The Boeing Yellowstone Project was a Boeing Commercial Airplanes project to replace its entire civil aircraft portfolio with advanced technology aircraft. New technologies to be introduced include composite aerostructures, more electrical systems (instead of hydraulic systems), and more fuel-efficient turbofan engines (such as the Pratt & Whitney PW1000G, General Electric GEnx, the CFM International CFM56, and the Rolls-Royce Trent 1000). The term "Yellowstone" refers to the technologies, while "Y1" through "Y3" refer to the actual aircraft.

The first of these projects, Y2, entered service as the Boeing 787. The second project, Y3, is expected to enter service as the Boeing 777X. The Y1 project was cancelled in favor of the re-engined Boeing 737 MAX.

==Yellowstone projects==
Yellowstone was divided into three projects:

- Boeing Y1, to replace the 737 and 757 product lines.
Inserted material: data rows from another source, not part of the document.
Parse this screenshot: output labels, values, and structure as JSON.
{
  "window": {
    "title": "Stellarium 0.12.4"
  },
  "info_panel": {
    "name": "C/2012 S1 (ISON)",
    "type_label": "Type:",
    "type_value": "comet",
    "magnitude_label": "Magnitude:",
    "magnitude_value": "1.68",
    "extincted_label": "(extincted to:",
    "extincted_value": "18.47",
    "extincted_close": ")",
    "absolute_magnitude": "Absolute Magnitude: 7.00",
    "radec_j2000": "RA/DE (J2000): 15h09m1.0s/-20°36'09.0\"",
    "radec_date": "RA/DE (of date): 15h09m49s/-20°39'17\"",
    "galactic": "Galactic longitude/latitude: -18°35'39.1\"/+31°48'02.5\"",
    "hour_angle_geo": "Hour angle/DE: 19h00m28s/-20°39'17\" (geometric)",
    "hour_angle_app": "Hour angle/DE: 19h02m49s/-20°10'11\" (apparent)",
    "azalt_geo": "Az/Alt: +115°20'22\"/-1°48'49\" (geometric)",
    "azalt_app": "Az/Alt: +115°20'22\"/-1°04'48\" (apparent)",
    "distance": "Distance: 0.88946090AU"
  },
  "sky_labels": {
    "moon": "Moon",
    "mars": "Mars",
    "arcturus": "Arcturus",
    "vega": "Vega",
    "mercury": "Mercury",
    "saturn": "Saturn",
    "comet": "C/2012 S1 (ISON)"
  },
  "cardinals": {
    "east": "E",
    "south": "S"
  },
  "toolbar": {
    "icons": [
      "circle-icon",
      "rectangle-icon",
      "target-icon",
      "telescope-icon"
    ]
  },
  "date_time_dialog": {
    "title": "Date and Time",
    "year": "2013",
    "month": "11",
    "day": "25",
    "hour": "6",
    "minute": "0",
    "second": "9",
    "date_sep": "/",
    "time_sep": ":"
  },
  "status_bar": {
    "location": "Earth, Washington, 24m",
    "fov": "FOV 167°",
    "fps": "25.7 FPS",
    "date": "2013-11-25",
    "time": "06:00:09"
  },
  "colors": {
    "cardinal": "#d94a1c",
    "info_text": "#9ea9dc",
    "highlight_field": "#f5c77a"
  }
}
The Y1 would have covered the 100- to 250-passenger market. Boeing submitted a patent application in November 2009, that was released to the public in August 2010, that envisioned an elliptical composite fuselage. In early 2011, Boeing outlined plans for a 737 replacement that would arrive in 2020. However in August 2011, Boeing announced an updated and re-engined version of the 737, the 737 MAX. Y1 concepts were not progressed.
- Boeing Y2, to replace the 767 product line. It covers the 250- to 350-passenger market, and was the first completed Yellowstone project, coming to fruition as the Boeing 787 Dreamliner. Y2 initially referred to the highly efficient, more conventional, baseline aircraft for the Sonic Cruiser, which was project "Glacier". The Dreamliner competes with the Airbus A330neo.
- Boeing Y3, to replace the 777 and 747 product lines. Y3 covers the 350–600+ passenger market. The Boeing 777X is largely considered the end result of the Y3 program, which was launched by Boeing on November 16, 2013. The 777X competes with the Airbus A350.